SFPD’s Warped Street Safety Priorities at Work on Harrison and 15th

Should bicycle riders be expected to stop at this sign? Image: Google Maps

Officers with the SF Police Department have recently been spotted wagging their fingers at bicycle riders for neglecting to stop at a stop sign on northbound Harrison Street at 15th Street, where the "stop" line doesn't run through the bike lane like they normally do at intersections.

Since Harrison and 15th is a three-way "T" intersection, the bike lane doesn't intersect with any cross traffic, and the stop sign is poorly placed for bike riders whose chief concern should be yielding to pedestrians in the crosswalk on the far end of the intersection. The intersection is not known to see many bicycle crashes.

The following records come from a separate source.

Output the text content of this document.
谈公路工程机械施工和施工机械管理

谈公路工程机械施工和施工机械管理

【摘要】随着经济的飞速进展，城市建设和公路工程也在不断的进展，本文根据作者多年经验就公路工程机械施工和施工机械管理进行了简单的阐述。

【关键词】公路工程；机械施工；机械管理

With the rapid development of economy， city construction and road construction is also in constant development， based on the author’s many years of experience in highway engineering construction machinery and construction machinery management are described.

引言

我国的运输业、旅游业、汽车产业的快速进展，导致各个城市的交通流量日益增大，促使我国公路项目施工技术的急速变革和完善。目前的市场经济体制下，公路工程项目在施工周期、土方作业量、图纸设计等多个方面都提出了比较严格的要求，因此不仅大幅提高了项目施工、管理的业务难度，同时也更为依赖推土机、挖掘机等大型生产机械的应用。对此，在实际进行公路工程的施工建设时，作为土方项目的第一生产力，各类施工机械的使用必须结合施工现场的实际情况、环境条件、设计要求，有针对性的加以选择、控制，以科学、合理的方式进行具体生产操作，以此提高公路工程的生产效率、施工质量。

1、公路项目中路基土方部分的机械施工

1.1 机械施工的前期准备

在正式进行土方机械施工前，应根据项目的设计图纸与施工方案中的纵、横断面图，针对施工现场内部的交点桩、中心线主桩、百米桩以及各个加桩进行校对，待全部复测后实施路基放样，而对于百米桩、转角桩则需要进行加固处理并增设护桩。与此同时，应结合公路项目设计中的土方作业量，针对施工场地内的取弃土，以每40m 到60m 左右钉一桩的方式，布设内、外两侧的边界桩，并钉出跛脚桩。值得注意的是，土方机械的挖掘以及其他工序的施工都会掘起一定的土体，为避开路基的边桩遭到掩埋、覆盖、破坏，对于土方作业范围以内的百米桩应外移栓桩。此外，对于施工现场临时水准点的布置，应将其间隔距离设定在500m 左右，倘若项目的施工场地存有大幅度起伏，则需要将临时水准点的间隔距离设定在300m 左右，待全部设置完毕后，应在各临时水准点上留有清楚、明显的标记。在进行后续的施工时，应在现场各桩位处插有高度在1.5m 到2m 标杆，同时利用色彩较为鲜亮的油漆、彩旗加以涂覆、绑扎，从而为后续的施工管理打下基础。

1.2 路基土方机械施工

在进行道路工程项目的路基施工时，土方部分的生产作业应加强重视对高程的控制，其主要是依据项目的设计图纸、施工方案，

Adrian Maestas, who bike commutes through the intersection, says he always stops at the sign anyway, but that on March 22, he witnessed police threatening to crack down on bike riders for rolling through. "Two cyclists whizzed by me, and were greeted by an officer who was parked on the side of the street. He told them to stop on the side, and gave them a warning, saying "today you get one chance, after this, 100 percent stop sign enforcement!" Maestas said he hasn't seen such enforcement at the intersection since then.

Here's what California Vehicle Code 22450 has to say about stop sign requirements:

The driver of any vehicle approaching a stop sign at the entrance to, or within, an intersection shall stop at a limit line, if marked, otherwise before entering the crosswalk on the near side of the intersection.

If there is no limit line or crosswalk, the driver shall stop at the entrance to the intersecting roadway.

Jeff Wozniak, a San Francisco attorney who represents bicycle riders in crashes said he thinks "technically, they're probably right" in that the bike lane is entering "an intersecting roadway." However, "My opinion would be that it's a very confusing intersection, the way that it's painted, in that you're not crossing a crosswalk, except when you get to the other side of the intersection."

The only known recent bicycle crash at 15th and Harrison occurred on February 21, when a Muni bus driver turned right across the southbound bike lane at the southwest corner to head into a driveway into a Muni storage facility. The driver knocked a woman off of her bike, crushing it and causing minor injuries, according to SFGate's Bay Bikers Blog. Police reportedly ticketed the woman for "unsafe speed," but didn't cite the Muni driver, who Wozniak said made the error of cutting her off.

But that crash occurred on the far side of the intersection and "had nothing to do" with bike traffic in the northbound bike lane, said Wozniak.

As we've written, California and other states would do well to copy Idaho, which adjusted its stop sign laws to decriminalize the natural way that people (police included) negotiate stop signs on a bike: by slowing, checking for traffic, and being prepared to yield to others.

Of course, people driving and riding bikes should never violate someone else's right-of-way. But police enforcement should be focused on the most dangerous intersections and behaviors, driven by crash data. How does devoting limited enforcement resources to issue warnings for seemingly innocuous behavior help make streets safer?

"In terms of priorities for the police to encourage biking safely," said Wozniak, "there's very little point to ticketing people there, because it's not a dangerous intersection."